Enfes bir ortamda kahvelerimizi içtikten sonra geri dönmeye başladık. Geri dönerken ileride sipsivri baca gibi uzanan yüksek bir kaya gözümüze çarptı. Kaya sanki uzaktan gelin diye haykırıyor gibiydi. Ben, kayanın üzerinde çekirdek yemeye gidiyorum diyerek cevap beklemeden tırmanmaya başladım. Kayanın yanına geldiğimde arkasının çıkmaya çok uygun olduğunu, ancak ön taraftan bunun görünmediğini ve tehlikeli ve çok dik bir kayaya benzediğini gördüm.
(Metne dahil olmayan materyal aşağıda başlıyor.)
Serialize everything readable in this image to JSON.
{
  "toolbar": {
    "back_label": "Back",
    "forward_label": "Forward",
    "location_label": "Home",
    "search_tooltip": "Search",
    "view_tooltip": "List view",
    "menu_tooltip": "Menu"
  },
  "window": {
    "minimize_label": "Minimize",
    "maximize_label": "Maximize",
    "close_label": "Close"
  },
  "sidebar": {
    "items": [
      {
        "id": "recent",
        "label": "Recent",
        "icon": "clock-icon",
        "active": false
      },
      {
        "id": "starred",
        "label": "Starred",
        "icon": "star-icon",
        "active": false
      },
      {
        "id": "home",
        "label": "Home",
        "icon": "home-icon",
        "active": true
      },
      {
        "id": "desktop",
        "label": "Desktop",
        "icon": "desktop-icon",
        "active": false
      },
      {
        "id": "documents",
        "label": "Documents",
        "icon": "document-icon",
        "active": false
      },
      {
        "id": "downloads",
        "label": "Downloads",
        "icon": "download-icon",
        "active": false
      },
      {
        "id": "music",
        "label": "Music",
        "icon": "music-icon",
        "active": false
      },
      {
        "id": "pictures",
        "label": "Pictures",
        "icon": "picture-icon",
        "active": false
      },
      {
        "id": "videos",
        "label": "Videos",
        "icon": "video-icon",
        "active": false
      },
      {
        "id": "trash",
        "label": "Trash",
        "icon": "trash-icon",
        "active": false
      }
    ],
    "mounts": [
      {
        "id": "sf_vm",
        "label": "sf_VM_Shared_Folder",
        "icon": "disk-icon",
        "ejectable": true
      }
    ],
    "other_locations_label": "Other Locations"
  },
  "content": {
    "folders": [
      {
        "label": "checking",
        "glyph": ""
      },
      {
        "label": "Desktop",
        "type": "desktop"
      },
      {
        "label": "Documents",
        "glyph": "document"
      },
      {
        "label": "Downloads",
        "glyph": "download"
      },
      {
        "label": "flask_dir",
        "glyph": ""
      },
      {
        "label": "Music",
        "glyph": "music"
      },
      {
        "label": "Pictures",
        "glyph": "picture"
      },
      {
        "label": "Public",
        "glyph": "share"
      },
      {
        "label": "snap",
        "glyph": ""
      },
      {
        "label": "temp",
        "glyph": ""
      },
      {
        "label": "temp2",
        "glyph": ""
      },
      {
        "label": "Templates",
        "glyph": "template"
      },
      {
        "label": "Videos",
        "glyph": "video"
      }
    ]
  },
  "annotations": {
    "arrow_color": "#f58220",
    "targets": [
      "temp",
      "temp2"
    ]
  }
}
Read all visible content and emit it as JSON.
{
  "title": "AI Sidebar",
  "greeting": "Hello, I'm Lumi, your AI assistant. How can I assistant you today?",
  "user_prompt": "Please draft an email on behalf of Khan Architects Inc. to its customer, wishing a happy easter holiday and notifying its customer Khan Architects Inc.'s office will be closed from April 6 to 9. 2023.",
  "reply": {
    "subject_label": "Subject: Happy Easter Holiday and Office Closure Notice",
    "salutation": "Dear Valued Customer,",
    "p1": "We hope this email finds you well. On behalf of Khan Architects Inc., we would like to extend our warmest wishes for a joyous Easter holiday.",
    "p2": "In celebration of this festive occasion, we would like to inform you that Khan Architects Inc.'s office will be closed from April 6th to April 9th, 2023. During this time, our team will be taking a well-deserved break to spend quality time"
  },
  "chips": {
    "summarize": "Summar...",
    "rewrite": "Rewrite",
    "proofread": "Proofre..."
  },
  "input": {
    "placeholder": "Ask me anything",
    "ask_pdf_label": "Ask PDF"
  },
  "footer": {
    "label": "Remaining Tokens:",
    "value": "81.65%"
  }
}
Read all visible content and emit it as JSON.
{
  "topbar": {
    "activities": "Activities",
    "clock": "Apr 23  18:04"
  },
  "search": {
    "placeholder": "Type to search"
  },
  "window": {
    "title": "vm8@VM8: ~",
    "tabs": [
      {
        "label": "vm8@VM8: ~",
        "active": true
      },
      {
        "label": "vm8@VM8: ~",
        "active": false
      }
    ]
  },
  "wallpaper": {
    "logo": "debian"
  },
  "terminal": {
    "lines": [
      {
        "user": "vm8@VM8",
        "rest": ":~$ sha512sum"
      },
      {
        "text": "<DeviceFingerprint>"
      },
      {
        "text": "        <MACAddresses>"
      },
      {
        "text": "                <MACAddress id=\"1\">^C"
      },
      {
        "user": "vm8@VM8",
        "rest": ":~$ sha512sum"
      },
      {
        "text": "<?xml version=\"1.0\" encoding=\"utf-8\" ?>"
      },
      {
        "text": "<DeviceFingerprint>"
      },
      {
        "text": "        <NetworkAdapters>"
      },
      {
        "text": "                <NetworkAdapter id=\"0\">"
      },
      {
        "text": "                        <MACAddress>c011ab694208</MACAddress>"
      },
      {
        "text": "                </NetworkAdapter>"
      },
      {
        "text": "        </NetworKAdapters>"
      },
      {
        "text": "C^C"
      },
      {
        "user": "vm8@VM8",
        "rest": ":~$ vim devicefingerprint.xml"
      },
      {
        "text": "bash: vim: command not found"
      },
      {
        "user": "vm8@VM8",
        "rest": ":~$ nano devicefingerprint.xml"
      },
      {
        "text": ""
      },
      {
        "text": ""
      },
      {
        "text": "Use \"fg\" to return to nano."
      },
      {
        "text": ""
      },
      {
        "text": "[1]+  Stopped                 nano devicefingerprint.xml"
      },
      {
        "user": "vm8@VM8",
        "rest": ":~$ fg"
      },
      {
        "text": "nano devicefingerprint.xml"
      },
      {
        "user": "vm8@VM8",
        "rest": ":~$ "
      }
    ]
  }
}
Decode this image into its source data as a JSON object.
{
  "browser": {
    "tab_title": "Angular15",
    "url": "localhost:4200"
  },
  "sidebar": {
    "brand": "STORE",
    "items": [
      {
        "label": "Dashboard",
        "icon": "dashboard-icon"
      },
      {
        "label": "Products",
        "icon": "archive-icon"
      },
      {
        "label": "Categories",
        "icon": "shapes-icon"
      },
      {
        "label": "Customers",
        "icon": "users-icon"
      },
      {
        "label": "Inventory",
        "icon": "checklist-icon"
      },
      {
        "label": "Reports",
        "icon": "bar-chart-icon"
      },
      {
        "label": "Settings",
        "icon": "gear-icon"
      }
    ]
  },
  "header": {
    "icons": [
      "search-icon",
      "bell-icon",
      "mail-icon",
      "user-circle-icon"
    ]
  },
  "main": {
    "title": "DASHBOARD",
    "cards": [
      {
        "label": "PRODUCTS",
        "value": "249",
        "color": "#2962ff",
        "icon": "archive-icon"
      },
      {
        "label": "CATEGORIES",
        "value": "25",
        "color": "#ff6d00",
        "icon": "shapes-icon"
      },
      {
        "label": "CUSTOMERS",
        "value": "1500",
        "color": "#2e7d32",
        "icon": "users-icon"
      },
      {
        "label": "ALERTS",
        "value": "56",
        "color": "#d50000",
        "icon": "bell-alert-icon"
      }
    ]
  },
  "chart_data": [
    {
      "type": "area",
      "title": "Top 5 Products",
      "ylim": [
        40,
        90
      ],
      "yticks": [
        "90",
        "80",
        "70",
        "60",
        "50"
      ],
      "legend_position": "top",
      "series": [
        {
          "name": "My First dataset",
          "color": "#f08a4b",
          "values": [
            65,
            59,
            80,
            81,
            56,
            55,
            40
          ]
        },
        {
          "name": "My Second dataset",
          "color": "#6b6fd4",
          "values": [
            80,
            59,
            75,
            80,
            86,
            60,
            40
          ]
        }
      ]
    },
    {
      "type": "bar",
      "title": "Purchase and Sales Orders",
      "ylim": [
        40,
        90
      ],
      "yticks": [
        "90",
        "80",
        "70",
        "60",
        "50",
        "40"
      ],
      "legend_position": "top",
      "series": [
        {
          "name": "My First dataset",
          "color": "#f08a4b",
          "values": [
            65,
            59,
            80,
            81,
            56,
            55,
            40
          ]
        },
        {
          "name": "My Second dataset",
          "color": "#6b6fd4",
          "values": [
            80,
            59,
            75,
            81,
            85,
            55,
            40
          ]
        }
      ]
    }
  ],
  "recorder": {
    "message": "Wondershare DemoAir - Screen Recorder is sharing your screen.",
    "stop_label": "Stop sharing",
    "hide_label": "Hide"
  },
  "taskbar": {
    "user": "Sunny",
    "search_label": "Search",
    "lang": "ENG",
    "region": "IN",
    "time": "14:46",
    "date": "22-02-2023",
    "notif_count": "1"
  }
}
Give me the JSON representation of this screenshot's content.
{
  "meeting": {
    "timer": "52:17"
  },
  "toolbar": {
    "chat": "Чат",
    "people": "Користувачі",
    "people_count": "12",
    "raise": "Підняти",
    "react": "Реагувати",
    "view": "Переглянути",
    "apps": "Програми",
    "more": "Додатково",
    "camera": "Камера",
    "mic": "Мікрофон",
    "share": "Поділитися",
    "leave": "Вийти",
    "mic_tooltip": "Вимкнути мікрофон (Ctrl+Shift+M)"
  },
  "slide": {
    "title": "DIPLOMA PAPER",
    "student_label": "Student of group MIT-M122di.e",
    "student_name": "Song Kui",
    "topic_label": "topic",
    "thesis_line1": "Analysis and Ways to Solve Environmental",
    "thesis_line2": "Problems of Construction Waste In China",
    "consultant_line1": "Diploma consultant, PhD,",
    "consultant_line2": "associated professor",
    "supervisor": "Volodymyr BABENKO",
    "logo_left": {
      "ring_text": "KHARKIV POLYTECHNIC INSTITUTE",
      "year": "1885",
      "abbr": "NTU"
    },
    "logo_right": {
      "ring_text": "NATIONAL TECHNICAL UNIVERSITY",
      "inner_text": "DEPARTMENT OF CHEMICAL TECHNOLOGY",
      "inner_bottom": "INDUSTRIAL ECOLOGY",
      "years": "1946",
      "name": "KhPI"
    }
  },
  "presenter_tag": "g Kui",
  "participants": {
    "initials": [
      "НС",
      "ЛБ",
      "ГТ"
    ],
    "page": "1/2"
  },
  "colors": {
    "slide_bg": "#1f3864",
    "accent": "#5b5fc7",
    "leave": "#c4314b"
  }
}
Öne doğru aşağıya bakmadığınız sürece arka tarafından çok rahat tırmanılabilecek bu kaya, ters bir hareket ve ayak kaymasının insanın hayati bir düşüş yapmasına sebep olabilecek türde dikti. Biraz sonra Serkan da yanıma geldi. İclal gelmeye niyetlenmişti, ama benim sakın gelmeye kalkışma, aşağıda bekle diye bağırmam üzerine vazgeçmek zorunda kaldı. Tepede Serkan’la adetten olduğu üzere çekirdeklerimizi çıtlamaya başladık. İclal de aşağıdan bizim resimlerimizi çekiyordu. Kayadan aşağıya doğru ve karşıda çok güzel manzaralar vardı ve hatta karşı kayalarda iple kaya tırmanışı yapan bir ekip vardı ki, bu iş bizim oldukça ilgimizi çekmişti.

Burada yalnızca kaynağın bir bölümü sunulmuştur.